Books
Mardi Link
Can Bookworms
Solve a Crime?
By Mardi Link
Thats the question participants at the Petoskey Public Library will consider at an upcoming forum addressing Northern Michigans most notorious unsolved mass murder.
In June of 1968 all five members of the Detroit-based Richard Robison family were ambushed inside their Good Hart cottage. After more than four decades the crime remains officially unsolved, despite an exhaustive investigation by both the Emmet County Sheriffs Office and the Michigan State Police. Law enforcements chief suspect committed suicide in 1973, just days before a rumored indictment and arrest.
How do you activate interest in a cold case when the crime scene is gone, the suspect is dead, the murder weapons were never found, and the evidence is ancient? You rally the bookworms.

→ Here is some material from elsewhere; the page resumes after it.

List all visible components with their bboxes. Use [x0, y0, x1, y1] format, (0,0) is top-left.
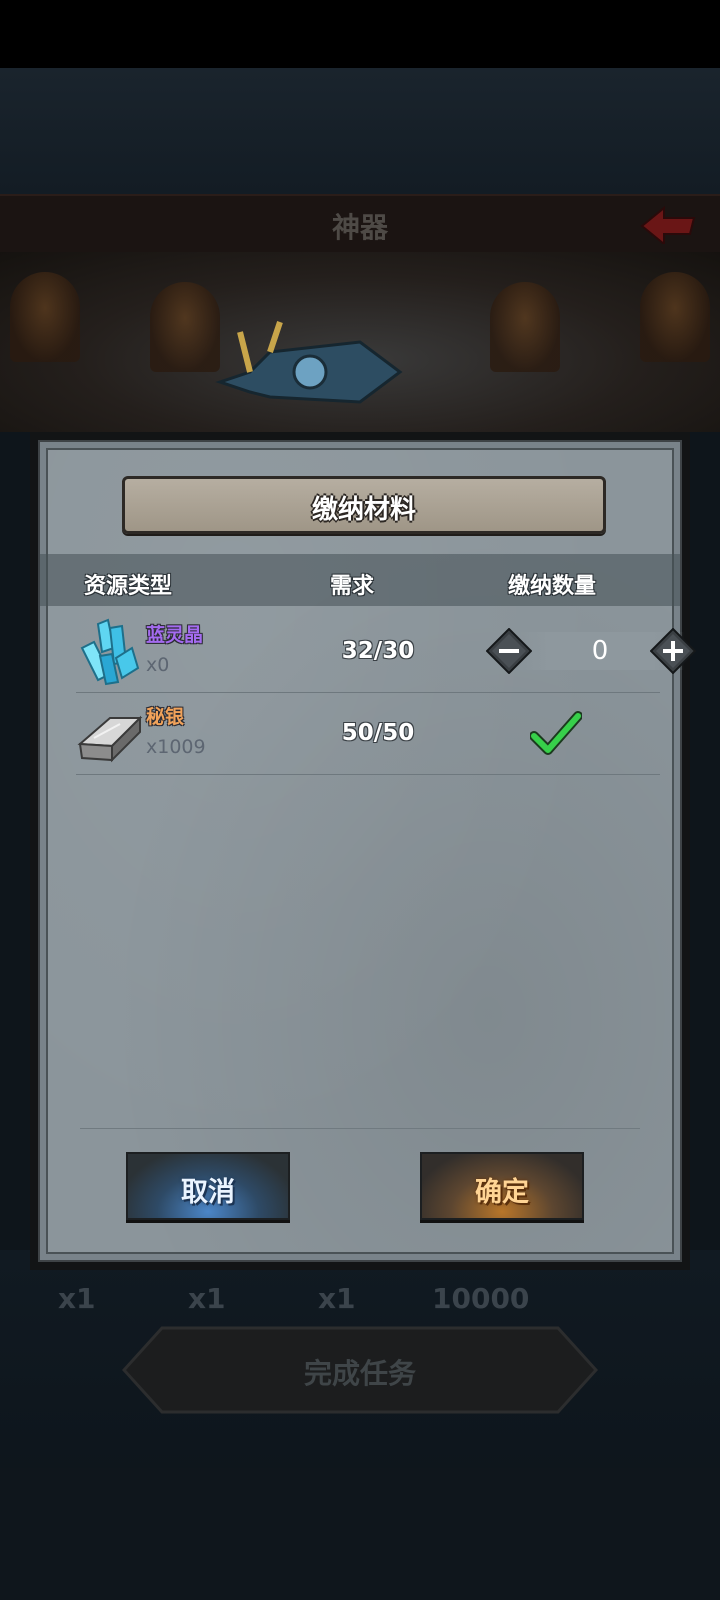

First among those is Petoskey high school English teacher, Rick Wiles. At the time of the murder Wiles had been receiving a subscription to Impresario, the monthly arts magazine that Richard Robisons company published. Wiles began keeping a scrapbook of newspaper articles on the case and eventually wrote a lengthy, unpublished research paper detailing the investigation and delving into the possible psychology of the named suspect, Joseph R. Scolaro, III.
Wiles research led him not to the police but rather to other literary types like himself. Namely Royal Oak psychologist and author Eleanor Payson, whose book The Wizard of OZ and Other Narcissists dissects the personality type Wiles attributes to the Robison family killer; and to Indiana writer and criminal attorney Frank S. Perri, who writes in forensic periodicals about the new idea that white collar criminals (theft) can become red collar criminals (murder) when they believe they are in danger of being exposed.